Logan Murphy writes at Crooks and Liars that Fox News is attacking Ron Paul. Expect the Republican powers that be to mercilessly deride Rep. Paul as a flake and possibly even a liberal. But Paul may represent the only viable possible future for the Republican Party. Last night’s event may have been less of a debate than it was a mass stampede over a cliff.

See also: Taylor Marsh.

Update: See also Digby.

War Czar

ABC News reports that President Bush has chosen the Pentagon’s director of operations, Lt. Gen. Douglas Lute, to be the new War Czar.

In the newly created position of assistant to the president and deputy national security adviser for Iraq and Afghanistan policy and implementation, Lute would have the power to direct the Pentagon, State Department and other agencies involved in the two conflicts.

Lute would report directly to the president and to National Security Adviser Stephen Hadley.

I feel sorry for the guy. This will likely screw up the rest of his career.

Lute is a widely respected officer, but is by no means a high-profile player in Washington. Before assuming his position at the Pentagon, he was the director of operations for Central Command while Gen. John Abizaid was the commander.
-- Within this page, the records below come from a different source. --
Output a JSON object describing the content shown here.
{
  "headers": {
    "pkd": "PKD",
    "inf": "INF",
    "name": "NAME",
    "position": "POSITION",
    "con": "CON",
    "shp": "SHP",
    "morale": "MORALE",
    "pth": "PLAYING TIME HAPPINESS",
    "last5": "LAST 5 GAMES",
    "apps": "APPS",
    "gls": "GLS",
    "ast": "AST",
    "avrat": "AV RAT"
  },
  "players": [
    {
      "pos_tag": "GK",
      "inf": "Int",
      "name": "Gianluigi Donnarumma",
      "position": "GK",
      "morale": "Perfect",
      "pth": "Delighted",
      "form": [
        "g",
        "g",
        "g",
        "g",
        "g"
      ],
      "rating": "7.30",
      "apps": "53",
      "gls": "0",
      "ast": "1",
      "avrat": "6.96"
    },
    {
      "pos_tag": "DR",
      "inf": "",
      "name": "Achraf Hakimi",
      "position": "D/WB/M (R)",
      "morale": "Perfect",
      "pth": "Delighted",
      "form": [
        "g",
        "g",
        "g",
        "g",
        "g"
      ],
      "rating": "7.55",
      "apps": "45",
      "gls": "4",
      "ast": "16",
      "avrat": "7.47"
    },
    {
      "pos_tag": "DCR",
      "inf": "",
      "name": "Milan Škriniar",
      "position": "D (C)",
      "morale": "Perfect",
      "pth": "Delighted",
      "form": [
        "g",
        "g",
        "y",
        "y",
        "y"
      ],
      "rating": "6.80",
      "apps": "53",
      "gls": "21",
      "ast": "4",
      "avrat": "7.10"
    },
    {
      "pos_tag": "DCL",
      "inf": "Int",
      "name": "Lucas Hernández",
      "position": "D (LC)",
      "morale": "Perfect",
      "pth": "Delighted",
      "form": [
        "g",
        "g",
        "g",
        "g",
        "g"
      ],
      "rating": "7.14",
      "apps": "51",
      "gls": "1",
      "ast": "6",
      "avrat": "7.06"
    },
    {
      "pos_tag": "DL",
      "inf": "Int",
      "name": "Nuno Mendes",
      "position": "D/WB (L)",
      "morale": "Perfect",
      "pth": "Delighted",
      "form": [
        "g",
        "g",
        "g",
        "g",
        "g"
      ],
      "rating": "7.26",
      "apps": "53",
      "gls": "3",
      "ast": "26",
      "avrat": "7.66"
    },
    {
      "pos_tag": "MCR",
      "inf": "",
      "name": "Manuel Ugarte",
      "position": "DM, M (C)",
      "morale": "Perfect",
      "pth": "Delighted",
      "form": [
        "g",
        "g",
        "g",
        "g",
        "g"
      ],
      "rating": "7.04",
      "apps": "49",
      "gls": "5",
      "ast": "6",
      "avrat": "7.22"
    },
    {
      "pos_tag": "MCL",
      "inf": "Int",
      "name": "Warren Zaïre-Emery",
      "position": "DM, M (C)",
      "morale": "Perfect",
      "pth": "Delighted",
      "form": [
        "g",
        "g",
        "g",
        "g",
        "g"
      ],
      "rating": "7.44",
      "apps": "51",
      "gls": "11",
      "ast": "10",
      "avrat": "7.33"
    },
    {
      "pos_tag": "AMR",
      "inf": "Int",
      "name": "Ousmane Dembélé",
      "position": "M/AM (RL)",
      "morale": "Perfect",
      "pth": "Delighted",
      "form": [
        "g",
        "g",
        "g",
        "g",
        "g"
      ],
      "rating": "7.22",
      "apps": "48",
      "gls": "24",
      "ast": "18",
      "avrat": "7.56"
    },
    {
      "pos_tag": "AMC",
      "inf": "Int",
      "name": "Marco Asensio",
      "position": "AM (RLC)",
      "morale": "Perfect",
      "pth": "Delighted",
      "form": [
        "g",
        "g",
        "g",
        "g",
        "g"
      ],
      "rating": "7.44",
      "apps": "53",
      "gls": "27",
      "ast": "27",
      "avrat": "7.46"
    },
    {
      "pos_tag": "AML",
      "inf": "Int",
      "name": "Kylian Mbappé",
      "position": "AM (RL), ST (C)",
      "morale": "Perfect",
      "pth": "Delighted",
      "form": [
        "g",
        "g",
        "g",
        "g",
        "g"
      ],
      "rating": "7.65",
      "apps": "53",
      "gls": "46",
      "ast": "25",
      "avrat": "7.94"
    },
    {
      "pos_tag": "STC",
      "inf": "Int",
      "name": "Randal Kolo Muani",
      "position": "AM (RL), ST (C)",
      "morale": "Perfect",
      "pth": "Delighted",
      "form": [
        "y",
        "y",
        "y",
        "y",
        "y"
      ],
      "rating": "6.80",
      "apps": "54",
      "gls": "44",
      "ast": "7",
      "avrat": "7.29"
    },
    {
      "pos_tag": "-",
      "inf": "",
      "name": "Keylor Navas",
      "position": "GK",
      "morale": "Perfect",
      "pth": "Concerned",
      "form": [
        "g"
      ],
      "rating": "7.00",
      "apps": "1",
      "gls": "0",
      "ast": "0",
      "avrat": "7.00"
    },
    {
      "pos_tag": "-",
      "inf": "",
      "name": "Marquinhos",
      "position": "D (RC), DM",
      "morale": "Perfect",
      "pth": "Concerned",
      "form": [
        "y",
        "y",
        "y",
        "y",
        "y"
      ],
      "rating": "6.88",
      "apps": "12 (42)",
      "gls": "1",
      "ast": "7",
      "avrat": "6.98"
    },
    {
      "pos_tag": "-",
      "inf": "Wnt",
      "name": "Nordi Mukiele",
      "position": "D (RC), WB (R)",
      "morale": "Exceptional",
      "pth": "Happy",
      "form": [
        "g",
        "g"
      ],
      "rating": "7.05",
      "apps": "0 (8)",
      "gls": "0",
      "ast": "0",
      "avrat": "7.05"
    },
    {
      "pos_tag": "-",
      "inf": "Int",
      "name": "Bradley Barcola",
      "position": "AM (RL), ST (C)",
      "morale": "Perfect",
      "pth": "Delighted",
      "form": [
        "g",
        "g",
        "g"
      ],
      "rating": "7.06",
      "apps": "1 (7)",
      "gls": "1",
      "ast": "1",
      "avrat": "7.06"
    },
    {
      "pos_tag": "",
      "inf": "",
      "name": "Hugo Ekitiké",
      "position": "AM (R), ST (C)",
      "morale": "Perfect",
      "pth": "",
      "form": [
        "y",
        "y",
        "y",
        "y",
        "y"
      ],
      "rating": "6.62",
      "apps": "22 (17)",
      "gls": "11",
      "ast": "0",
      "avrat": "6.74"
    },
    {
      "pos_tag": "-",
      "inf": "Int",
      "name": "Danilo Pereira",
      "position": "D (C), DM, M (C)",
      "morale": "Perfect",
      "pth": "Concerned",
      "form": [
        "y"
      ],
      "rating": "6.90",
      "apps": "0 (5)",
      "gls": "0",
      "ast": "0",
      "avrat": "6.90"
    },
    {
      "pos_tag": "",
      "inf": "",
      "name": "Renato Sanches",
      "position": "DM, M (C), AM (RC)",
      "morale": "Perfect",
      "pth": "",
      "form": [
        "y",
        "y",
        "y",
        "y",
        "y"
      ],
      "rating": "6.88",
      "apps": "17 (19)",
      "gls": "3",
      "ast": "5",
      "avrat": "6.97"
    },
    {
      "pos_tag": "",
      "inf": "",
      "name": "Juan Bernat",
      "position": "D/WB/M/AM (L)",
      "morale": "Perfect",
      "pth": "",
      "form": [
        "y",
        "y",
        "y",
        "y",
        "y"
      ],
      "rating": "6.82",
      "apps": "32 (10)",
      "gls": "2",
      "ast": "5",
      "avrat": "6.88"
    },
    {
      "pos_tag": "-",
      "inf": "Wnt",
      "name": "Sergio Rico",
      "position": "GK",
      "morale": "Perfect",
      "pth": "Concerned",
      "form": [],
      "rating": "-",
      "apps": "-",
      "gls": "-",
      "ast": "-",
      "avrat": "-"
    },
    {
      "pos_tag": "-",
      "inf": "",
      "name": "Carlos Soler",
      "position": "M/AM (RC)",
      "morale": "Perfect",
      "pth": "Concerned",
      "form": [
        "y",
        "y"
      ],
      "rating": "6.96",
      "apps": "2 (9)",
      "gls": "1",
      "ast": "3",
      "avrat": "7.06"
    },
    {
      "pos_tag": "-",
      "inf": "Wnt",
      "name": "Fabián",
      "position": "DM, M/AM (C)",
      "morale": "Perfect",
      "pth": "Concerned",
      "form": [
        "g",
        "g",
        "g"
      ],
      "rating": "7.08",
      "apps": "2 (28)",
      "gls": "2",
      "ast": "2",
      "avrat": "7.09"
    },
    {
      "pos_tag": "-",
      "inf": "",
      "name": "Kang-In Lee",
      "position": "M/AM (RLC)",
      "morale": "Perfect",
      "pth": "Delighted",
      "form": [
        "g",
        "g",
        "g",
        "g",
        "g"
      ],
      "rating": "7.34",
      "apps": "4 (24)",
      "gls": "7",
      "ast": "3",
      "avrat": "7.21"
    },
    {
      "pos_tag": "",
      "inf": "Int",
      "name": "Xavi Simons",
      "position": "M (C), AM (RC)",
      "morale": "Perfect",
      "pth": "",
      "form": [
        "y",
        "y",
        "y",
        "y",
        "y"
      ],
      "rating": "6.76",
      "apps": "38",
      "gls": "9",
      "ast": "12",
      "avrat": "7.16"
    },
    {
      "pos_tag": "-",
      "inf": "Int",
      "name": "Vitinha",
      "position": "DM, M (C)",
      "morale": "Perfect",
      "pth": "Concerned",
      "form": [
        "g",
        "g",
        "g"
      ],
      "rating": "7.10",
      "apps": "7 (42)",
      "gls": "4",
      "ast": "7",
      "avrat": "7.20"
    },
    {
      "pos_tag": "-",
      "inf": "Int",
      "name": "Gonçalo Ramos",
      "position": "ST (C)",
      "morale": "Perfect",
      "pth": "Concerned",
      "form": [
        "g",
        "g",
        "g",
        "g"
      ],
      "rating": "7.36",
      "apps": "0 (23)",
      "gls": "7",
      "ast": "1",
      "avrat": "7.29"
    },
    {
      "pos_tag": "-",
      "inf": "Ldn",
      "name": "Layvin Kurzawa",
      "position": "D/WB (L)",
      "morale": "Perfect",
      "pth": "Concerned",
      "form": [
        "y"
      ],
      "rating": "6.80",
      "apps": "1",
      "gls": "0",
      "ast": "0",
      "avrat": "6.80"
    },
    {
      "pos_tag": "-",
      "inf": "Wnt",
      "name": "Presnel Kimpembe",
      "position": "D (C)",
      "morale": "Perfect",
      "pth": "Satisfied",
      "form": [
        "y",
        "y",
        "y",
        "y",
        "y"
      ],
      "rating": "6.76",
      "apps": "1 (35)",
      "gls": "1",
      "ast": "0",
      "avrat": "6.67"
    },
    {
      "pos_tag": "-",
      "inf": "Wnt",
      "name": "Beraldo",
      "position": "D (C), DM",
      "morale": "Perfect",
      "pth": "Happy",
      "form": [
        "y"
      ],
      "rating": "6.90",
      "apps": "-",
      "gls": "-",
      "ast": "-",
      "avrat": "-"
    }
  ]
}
A West Point graduate who holds a masters degree from Harvard University, Lute also fought in Operation Desert Storm in the 1991 Gulf War.

Atrios explains why this is significant:

There will eventually be confirmation hearings. There will be pressure on Democrats to confirm him. Then Tony Snow and the president will say the Democrats have no right to criticize the plans because they just voted to confirm the guy who will implement them.

In other words, reboot the F.U. machine.